I've just reread the piece I'm writing for my bookchat post in the Hastings Online Times tomorrow and I like the way it flows. It's about flash fiction. Stops and starts with satisfying rhythms. As I change it to make it better - that's what I'm trying to do. Yes, I'm putting in a new piece of information or a new idea but I'm trying to insert them in a way that makes the piece a pleasure to read/ listen to/ or to speak out loud. Even if I don't succeed (and I never do totally succeed) at least I know what I'm aiming for. And I'm enjoying writing.

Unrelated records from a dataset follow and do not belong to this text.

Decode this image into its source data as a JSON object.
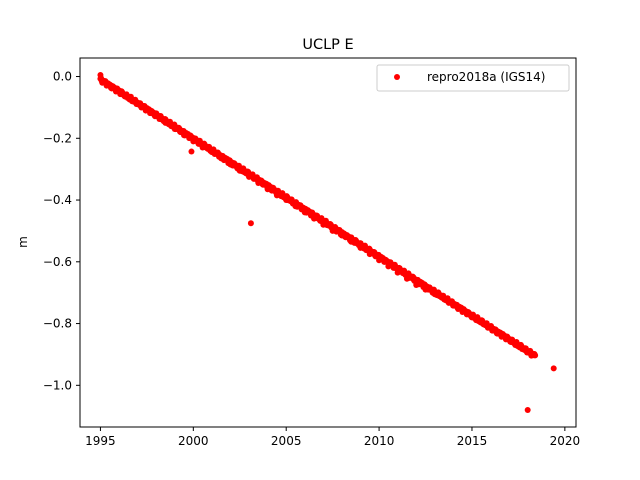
{
  "chart_data": {
    "type": "scatter",
    "title": "UCLP E",
    "xlabel": "",
    "ylabel": "m",
    "xlim": [
      1993.9,
      2020.6
    ],
    "ylim": [
      -1.135,
      0.06
    ],
    "x_ticks": [
      1995,
      2000,
      2005,
      2010,
      2015,
      2020
    ],
    "y_ticks": [
      0.0,
      -0.2,
      -0.4,
      -0.6,
      -0.8,
      -1.0
    ],
    "x_tick_labels": [
      "1995",
      "2000",
      "2005",
      "2010",
      "2015",
      "2020"
    ],
    "y_tick_labels": [
      "0.0",
      "−0.2",
      "−0.4",
      "−0.6",
      "−0.8",
      "−1.0"
    ],
    "grid": false,
    "legend_position": "top-right",
    "series": [
      {
        "name": "repro2018a (IGS14)",
        "color": "#ff0000",
        "marker": "circle",
        "trend": {
          "x_start": 1995.0,
          "y_start": -0.01,
          "x_end": 2018.4,
          "y_end": -0.905
        },
        "values": [
          [
            1995.0,
            0.005
          ],
          [
            1995.1,
            -0.012
          ],
          [
            1995.3,
            -0.02
          ],
          [
            1995.6,
            -0.03
          ],
          [
            1996.0,
            -0.045
          ],
          [
            1996.5,
            -0.065
          ],
          [
            1997.0,
            -0.085
          ],
          [
            1997.5,
            -0.105
          ],
          [
            1998.0,
            -0.125
          ],
          [
            1998.5,
            -0.15
          ],
          [
            1999.0,
            -0.17
          ],
          [
            1999.5,
            -0.19
          ],
          [
            2000.0,
            -0.21
          ],
          [
            2000.5,
            -0.23
          ],
          [
            2001.0,
            -0.245
          ],
          [
            2001.5,
            -0.265
          ],
          [
            2002.0,
            -0.285
          ],
          [
            2002.5,
            -0.305
          ],
          [
            2003.0,
            -0.325
          ],
          [
            2003.5,
            -0.345
          ],
          [
            2004.0,
            -0.365
          ],
          [
            2004.5,
            -0.385
          ],
          [
            2005.0,
            -0.4
          ],
          [
            2005.5,
            -0.42
          ],
          [
            2006.0,
            -0.44
          ],
          [
            2006.5,
            -0.46
          ],
          [
            2007.0,
            -0.48
          ],
          [
            2007.5,
            -0.5
          ],
          [
            2008.0,
            -0.515
          ],
          [
            2008.5,
            -0.535
          ],
          [
            2009.0,
            -0.555
          ],
          [
            2009.5,
            -0.575
          ],
          [
            2010.0,
            -0.595
          ],
          [
            2010.5,
            -0.615
          ],
          [
            2011.0,
            -0.635
          ],
          [
            2011.5,
            -0.655
          ],
          [
            2012.0,
            -0.675
          ],
          [
            2012.5,
            -0.69
          ],
          [
            2013.0,
            -0.705
          ],
          [
            2013.5,
            -0.72
          ],
          [
            2014.0,
            -0.735
          ],
          [
            2014.5,
            -0.755
          ],
          [
            2015.0,
            -0.775
          ],
          [
            2015.5,
            -0.79
          ],
          [
            2016.0,
            -0.81
          ],
          [
            2016.5,
            -0.83
          ],
          [
            2017.0,
            -0.85
          ],
          [
            2017.5,
            -0.87
          ],
          [
            2018.0,
            -0.89
          ],
          [
            2018.3,
            -0.9
          ],
          [
            2019.4,
            -0.945
          ]
        ],
        "outliers": [
          [
            1999.9,
            -0.243
          ],
          [
            2003.1,
            -0.475
          ],
          [
            2018.0,
            -1.08
          ]
        ]
      }
    ]
  }
}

No wonder Audible is doing so well - and all those stories that work when they are read out loud. Back to the beginning, I say. That's how our stories started and actually, it's how they are represented in the brain. When we read, no matter how fast, we produce an audible signal for each word. Even deaf people do that and if we haven't got an audible signal for something then we can't include it. Can't integrate or make sense of it.
And don't get me started on rhythms. If you can get your readers to synchronise with your beat then you are together. Hearts beating as one. Literally.
I want my writing to be easy to read and to sound good. I want it to be comfortable most of the time but jolty every so often. I want it to give pleasure. I want it to linger and unfold. Probably won't get there but I'll keep trying. Every piece of prose should be a poem. Even a novel. Especially a novel. What do you think? I wonder who you are and what you're thinking while you read this.
The danger is that you can get so carried away with the sound and the rhythms that you lose the meaning. Imagine a woman sitting on her doorstep wailing a song. No words. Just sounds. Words long gone so definitely a shape of something but you can't listen forever (although she might go on singing long after you've passed by).